Iniziativa nel tempo opportuno?

La notizia è stata pubblicata su Conquiste del Lavoro e da alcuni quotidiani relegandola in brevi articoli delle pagine interne. < La proposta – scrive Giampiero Guadagni su Conquiste del Lavoro – si articola in 22 articoli suddivisi in 9 titoli ed hanno l’ambizione di cambiare profondamente il modello economico. Una rivoluzione tutta ”dal basso”, prima con una raccolta di firme su una proposta di legge di iniziativa popolare e poi attraverso la contrattazione. Per promuovere in Italia partecipazione e democrazia economica come ”diritto fondamentale dei lavoratori e dei cittadini, leva per uno sviluppo socialmente sostenibile”. Sarà questa la priorità strategica della Cisl per i prossimi mesi e anni: favorire una svolta nell’economia del Paese, grazie a un diverso rapporto fra lavoratori e imprese pubbliche e private.

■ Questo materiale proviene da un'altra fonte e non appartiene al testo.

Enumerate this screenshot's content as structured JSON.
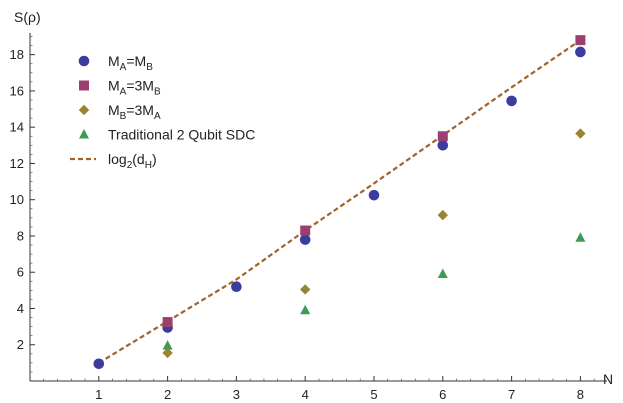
{
  "chart_data": {
    "type": "scatter",
    "xlabel": "N",
    "ylabel": "S(ρ)",
    "xlim": [
      0,
      8.3
    ],
    "ylim": [
      0,
      19.2
    ],
    "xticks": [
      1,
      2,
      3,
      4,
      5,
      6,
      7,
      8
    ],
    "yticks": [
      2,
      4,
      6,
      8,
      10,
      12,
      14,
      16,
      18
    ],
    "legend_position": "top-left",
    "series": [
      {
        "name": "M_A=M_B",
        "label_main": "M",
        "label_parts": [
          [
            "M",
            ""
          ],
          [
            "A",
            "sub"
          ],
          [
            "=M",
            ""
          ],
          [
            "B",
            "sub"
          ]
        ],
        "marker": "circle",
        "color": "#3b3d9e",
        "points": [
          [
            1,
            0.95
          ],
          [
            2,
            2.95
          ],
          [
            3,
            5.2
          ],
          [
            4,
            7.8
          ],
          [
            5,
            10.25
          ],
          [
            6,
            13.0
          ],
          [
            7,
            15.45
          ],
          [
            8,
            18.15
          ]
        ]
      },
      {
        "name": "M_A=3M_B",
        "label_parts": [
          [
            "M",
            ""
          ],
          [
            "A",
            "sub"
          ],
          [
            "=3M",
            ""
          ],
          [
            "B",
            "sub"
          ]
        ],
        "marker": "square",
        "color": "#9c3f6e",
        "points": [
          [
            2,
            3.25
          ],
          [
            4,
            8.3
          ],
          [
            6,
            13.5
          ],
          [
            8,
            18.8
          ]
        ]
      },
      {
        "name": "M_B=3M_A",
        "label_parts": [
          [
            "M",
            ""
          ],
          [
            "B",
            "sub"
          ],
          [
            "=3M",
            ""
          ],
          [
            "A",
            "sub"
          ]
        ],
        "marker": "diamond",
        "color": "#9a8433",
        "points": [
          [
            2,
            1.55
          ],
          [
            4,
            5.05
          ],
          [
            6,
            9.15
          ],
          [
            8,
            13.65
          ]
        ]
      },
      {
        "name": "Traditional 2 Qubit SDC",
        "label_parts": [
          [
            "Traditional 2 Qubit SDC",
            ""
          ]
        ],
        "marker": "triangle",
        "color": "#3f9a55",
        "points": [
          [
            2,
            1.95
          ],
          [
            4,
            3.9
          ],
          [
            6,
            5.9
          ],
          [
            8,
            7.9
          ]
        ]
      },
      {
        "name": "log_2(d_H)",
        "label_parts": [
          [
            "log",
            ""
          ],
          [
            "2",
            "sub"
          ],
          [
            "(d",
            ""
          ],
          [
            "H",
            "sub"
          ],
          [
            ")",
            ""
          ]
        ],
        "marker": "dashed-line",
        "color": "#a0622c",
        "line": [
          [
            1,
            1.0
          ],
          [
            2,
            3.3
          ],
          [
            3,
            5.6
          ],
          [
            4,
            8.3
          ],
          [
            5,
            10.9
          ],
          [
            6,
            13.55
          ],
          [
            7,
            16.2
          ],
          [
            8,
            18.8
          ]
        ]
      }
    ]
  }
}
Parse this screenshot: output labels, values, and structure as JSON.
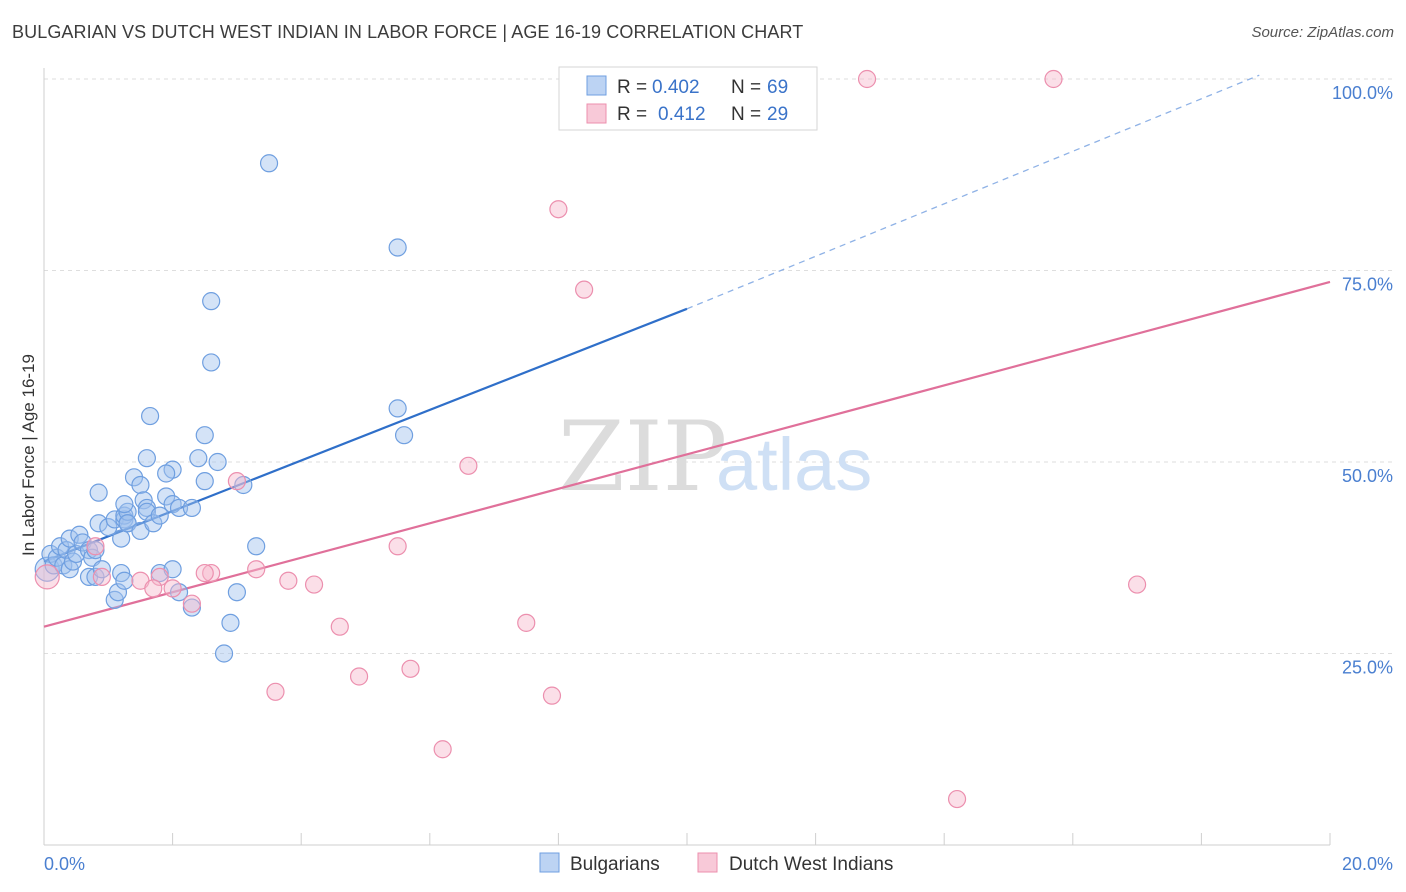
{
  "header": {
    "title": "BULGARIAN VS DUTCH WEST INDIAN IN LABOR FORCE | AGE 16-19 CORRELATION CHART",
    "source": "Source: ZipAtlas.com"
  },
  "watermark": {
    "zip": "ZIP",
    "atlas": "atlas"
  },
  "legend": {
    "r_label": "R =",
    "n_label": "N =",
    "series": [
      {
        "r": "0.402",
        "n": "69",
        "color": "#6f9fe0"
      },
      {
        "r": "0.412",
        "n": "29",
        "color": "#ec8fae"
      }
    ]
  },
  "bottom_legend": [
    "Bulgarians",
    "Dutch West Indians"
  ],
  "chart_data": {
    "type": "scatter",
    "title": "BULGARIAN VS DUTCH WEST INDIAN IN LABOR FORCE | AGE 16-19 CORRELATION CHART",
    "xlabel": "",
    "ylabel": "In Labor Force | Age 16-19",
    "xlim": [
      0,
      20
    ],
    "ylim": [
      0,
      102.5
    ],
    "x_ticks": [
      0,
      20
    ],
    "x_tick_labels": [
      "0.0%",
      "20.0%"
    ],
    "y_ticks": [
      25,
      50,
      75,
      100
    ],
    "y_tick_labels": [
      "25.0%",
      "50.0%",
      "75.0%",
      "100.0%"
    ],
    "grid": true,
    "legend_position": "top-center",
    "series": [
      {
        "name": "Bulgarians",
        "color": "#6f9fe0",
        "points": [
          [
            0.05,
            36.0
          ],
          [
            0.1,
            38.0
          ],
          [
            0.15,
            36.5
          ],
          [
            0.2,
            37.5
          ],
          [
            0.25,
            39.0
          ],
          [
            0.3,
            36.5
          ],
          [
            0.35,
            38.5
          ],
          [
            0.4,
            36.0
          ],
          [
            0.45,
            37.0
          ],
          [
            0.5,
            38.0
          ],
          [
            0.4,
            40.0
          ],
          [
            0.55,
            40.5
          ],
          [
            0.6,
            39.5
          ],
          [
            0.7,
            38.5
          ],
          [
            0.75,
            37.5
          ],
          [
            0.7,
            35.0
          ],
          [
            0.8,
            38.5
          ],
          [
            0.8,
            35.0
          ],
          [
            0.9,
            36.0
          ],
          [
            0.85,
            42.0
          ],
          [
            0.85,
            46.0
          ],
          [
            1.0,
            41.5
          ],
          [
            1.1,
            42.5
          ],
          [
            1.2,
            40.0
          ],
          [
            1.25,
            42.5
          ],
          [
            1.25,
            43.0
          ],
          [
            1.3,
            42.0
          ],
          [
            1.1,
            32.0
          ],
          [
            1.15,
            33.0
          ],
          [
            1.2,
            35.5
          ],
          [
            1.25,
            34.5
          ],
          [
            1.3,
            43.5
          ],
          [
            1.25,
            44.5
          ],
          [
            1.3,
            42.0
          ],
          [
            1.4,
            48.0
          ],
          [
            1.5,
            47.0
          ],
          [
            1.55,
            45.0
          ],
          [
            1.6,
            44.0
          ],
          [
            1.6,
            43.5
          ],
          [
            1.5,
            41.0
          ],
          [
            1.7,
            42.0
          ],
          [
            1.8,
            43.0
          ],
          [
            1.6,
            50.5
          ],
          [
            1.65,
            56.0
          ],
          [
            1.9,
            45.5
          ],
          [
            2.0,
            44.5
          ],
          [
            2.0,
            49.0
          ],
          [
            2.1,
            44.0
          ],
          [
            1.9,
            48.5
          ],
          [
            2.3,
            44.0
          ],
          [
            2.4,
            50.5
          ],
          [
            2.1,
            33.0
          ],
          [
            2.3,
            31.0
          ],
          [
            1.8,
            35.5
          ],
          [
            2.0,
            36.0
          ],
          [
            2.5,
            47.5
          ],
          [
            2.5,
            53.5
          ],
          [
            2.6,
            63.0
          ],
          [
            2.6,
            71.0
          ],
          [
            2.7,
            50.0
          ],
          [
            2.8,
            25.0
          ],
          [
            2.9,
            29.0
          ],
          [
            3.0,
            33.0
          ],
          [
            3.1,
            47.0
          ],
          [
            3.3,
            39.0
          ],
          [
            3.5,
            89.0
          ],
          [
            5.5,
            78.0
          ],
          [
            5.6,
            53.5
          ],
          [
            5.5,
            57.0
          ]
        ]
      },
      {
        "name": "Dutch West Indians",
        "color": "#ec8fae",
        "points": [
          [
            0.05,
            35.0
          ],
          [
            0.8,
            39.0
          ],
          [
            1.5,
            34.5
          ],
          [
            1.8,
            35.0
          ],
          [
            2.0,
            33.5
          ],
          [
            2.3,
            31.5
          ],
          [
            2.6,
            35.5
          ],
          [
            3.0,
            47.5
          ],
          [
            3.3,
            36.0
          ],
          [
            3.6,
            20.0
          ],
          [
            3.8,
            34.5
          ],
          [
            4.2,
            34.0
          ],
          [
            4.6,
            28.5
          ],
          [
            4.9,
            22.0
          ],
          [
            5.5,
            39.0
          ],
          [
            5.7,
            23.0
          ],
          [
            6.2,
            12.5
          ],
          [
            6.6,
            49.5
          ],
          [
            7.5,
            29.0
          ],
          [
            7.9,
            19.5
          ],
          [
            8.0,
            83.0
          ],
          [
            8.4,
            72.5
          ],
          [
            12.8,
            100.0
          ],
          [
            14.2,
            6.0
          ],
          [
            15.7,
            100.0
          ],
          [
            17.0,
            34.0
          ],
          [
            2.5,
            35.5
          ],
          [
            1.7,
            33.5
          ],
          [
            0.9,
            35.0
          ]
        ]
      }
    ],
    "trendlines": [
      {
        "series": "Bulgarians",
        "x": [
          0,
          10
        ],
        "y": [
          37.0,
          70.0
        ],
        "dashed_x": [
          10,
          18.9
        ],
        "dashed_y": [
          70.0,
          100.5
        ]
      },
      {
        "series": "Dutch West Indians",
        "x": [
          0,
          20
        ],
        "y": [
          28.5,
          73.5
        ]
      }
    ]
  }
}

Senza imporre nulla per legge, ma valorizzando gli accordi contrattuali, spaziando dalla semplice informazione ai dipendenti alla codecisione sull’organizzazione del lavoro, dalla partecipazione agli utili a quella al capitale dell’azienda, fino all’ingresso dei rappresentanti dei lavoratori nei Consigli d’amministrazione o di Sorveglianza delle società. Capace – grazie anche a investimenti e incentivi fiscali per dipendenti e aziende – di far ”avanzare insieme sviluppo economico e progresso sociale”.

La proposta di legge di iniziativa popolare prevede come riferimenti normativi l’articolo 46 della Costituzione, la Carta sociale europea e tutto il quadro di regolazione comunitaria sul lavoro, sempre però avendo come base i contratti collettivi nazionali e aziendali. Nella presentazione della proposta di legge si citano almeno 40 esempi di gruppi grandi e medi – da Luxottica a Piaggio a Leroy Merlin per fare solo tre nomi – nei quali negli ultimi anni si sono consolidate esperienze le più diverse di partecipazione contrattata tra sindacati e imprenditori.

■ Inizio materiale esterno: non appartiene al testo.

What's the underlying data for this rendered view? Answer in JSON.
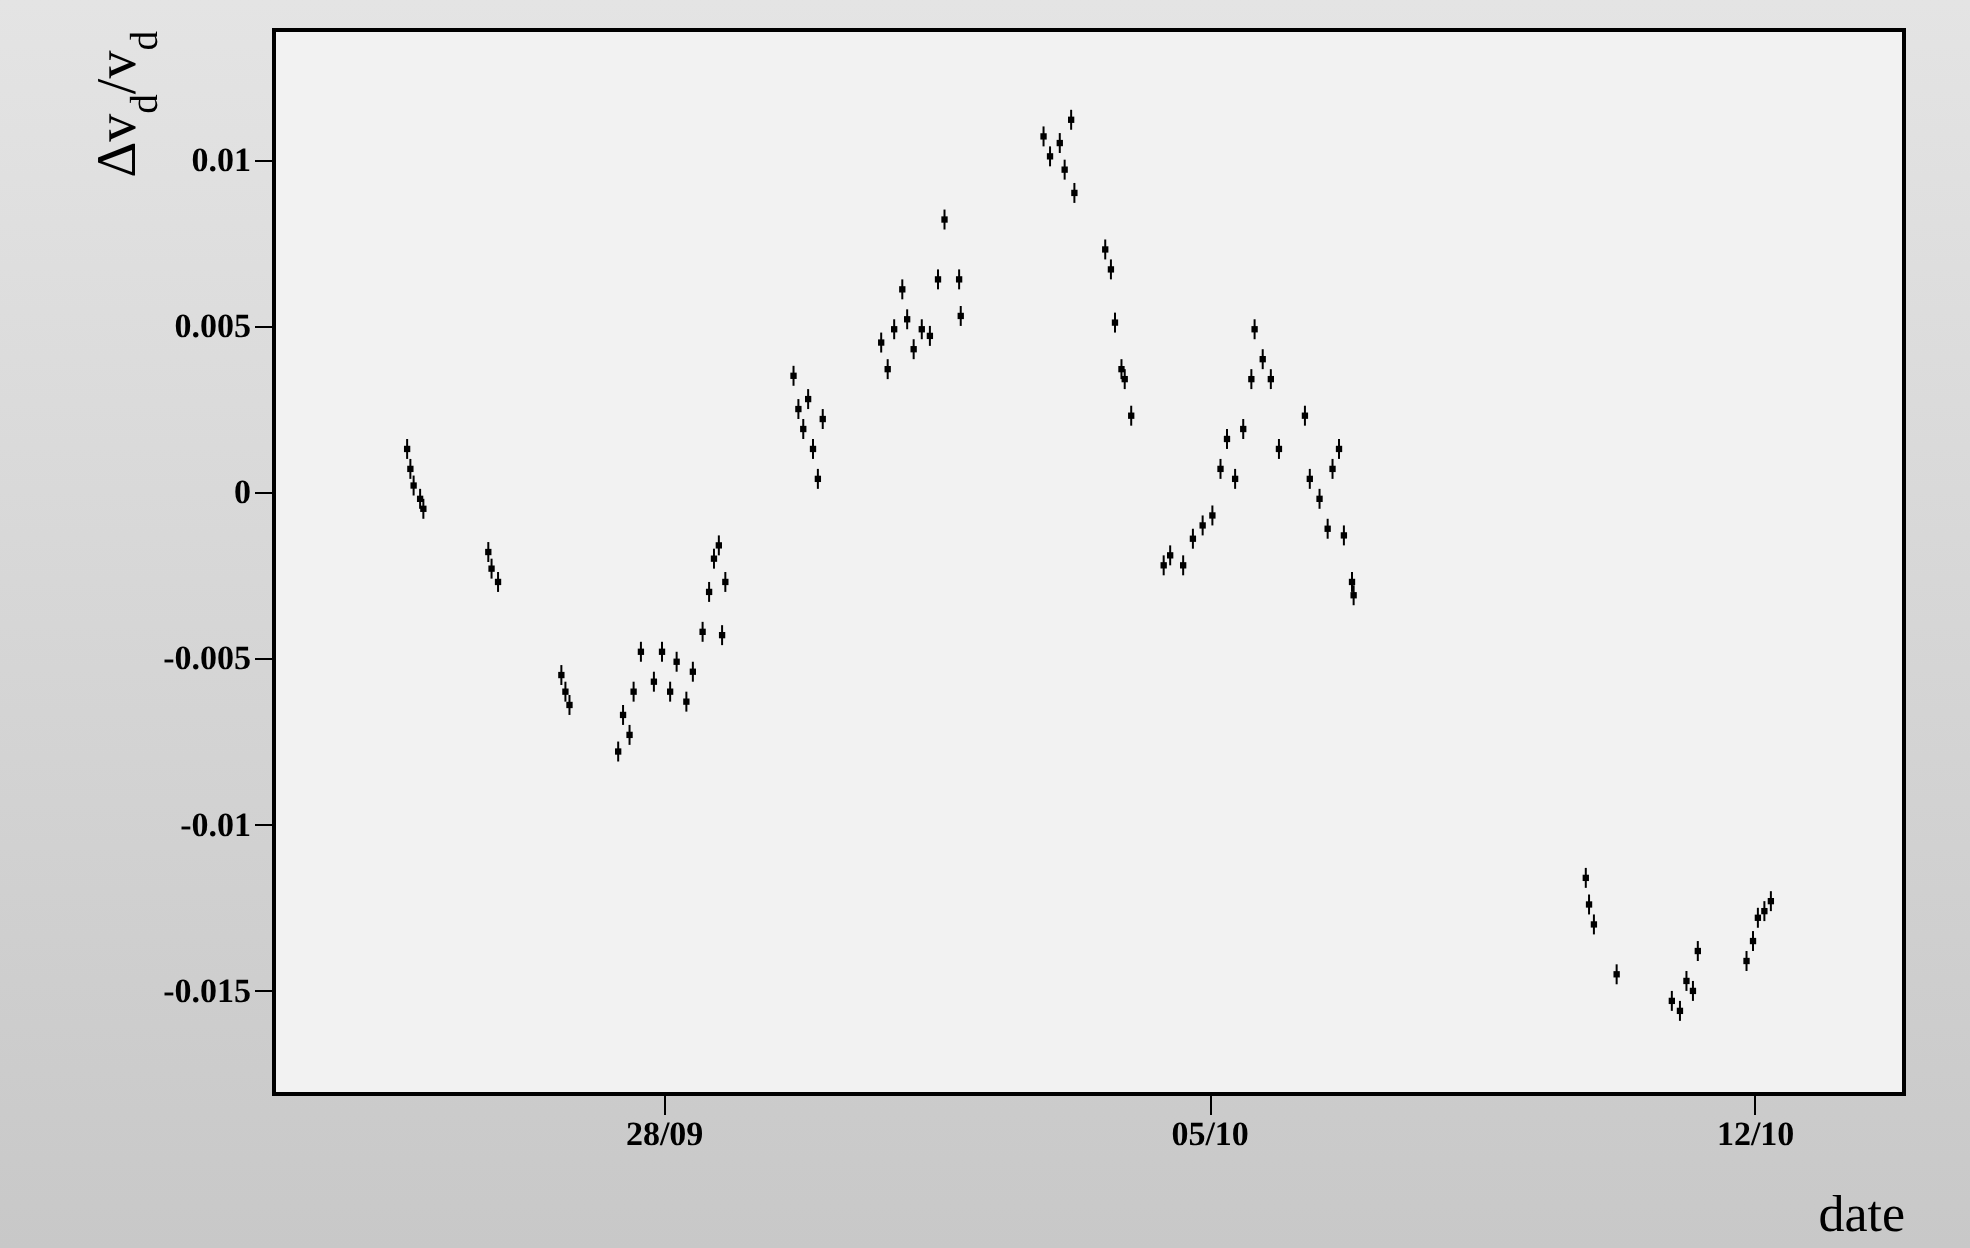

Per la Cisl ora si tratta di estendere e generalizzare queste esperienze, di farle diventare la normalità delle relazioni sindacali, di spingere verso una partecipazione lavoratori-imprese sempre più efficace e caratterizzante, tale da rendere concreta una maggiore democrazia economica nel nostro Paese. Un processo che il sindacato ritiene si possa innescare appunto con la raccolta di 50mila firme su una legge di iniziativa popolare che, se fatta propria e approvata dal Parlamento, potrà fungere da cornice regolatoria e soprattutto da stimolo potente per raggiungere l’obiettivo.

Sottolinea Sbarra:Il tempo è maturo per far evolvere il rapporto tra impresa e lavoro nel solco di una più solida democrazia economica. Con la nostra proposta di legge intendiamo farlo sostenendo con determinazione relazioni industriali partecipative, che riconoscano alle lavoratrici e ai lavoratori del nostro Paese forte ruolo nelle scelte strategiche e nell’organizzazione del lavoro”. Quella della partecipazione ”è un’opportunità che incrocia tutte le grandi sfide del nostro tempo – continua il leader Cisl -: la via maestra per salari più alti, maggiore valore aggiunto e produttività, difesa occupazionale, buone flessibilità condivise e contrasto alle delocalizzazioni, maggiore sostenibilità sociale. Non c’è sentiero migliore per innalzare i livelli qualitativi e quantitativi di formazione, per elevare l’innovazione di processo e prodotto, per proteggere i piccoli azionisti-lavoratori e orientare sull’economia reale gli investimenti privati. Relazioni pienamente partecipative contribuiscono poi all’aumento dei livelli di salute e la sicurezza nelle aziende, garantendo monitoraggio e vigilanza sul rispetto delle leggi e delle regole”.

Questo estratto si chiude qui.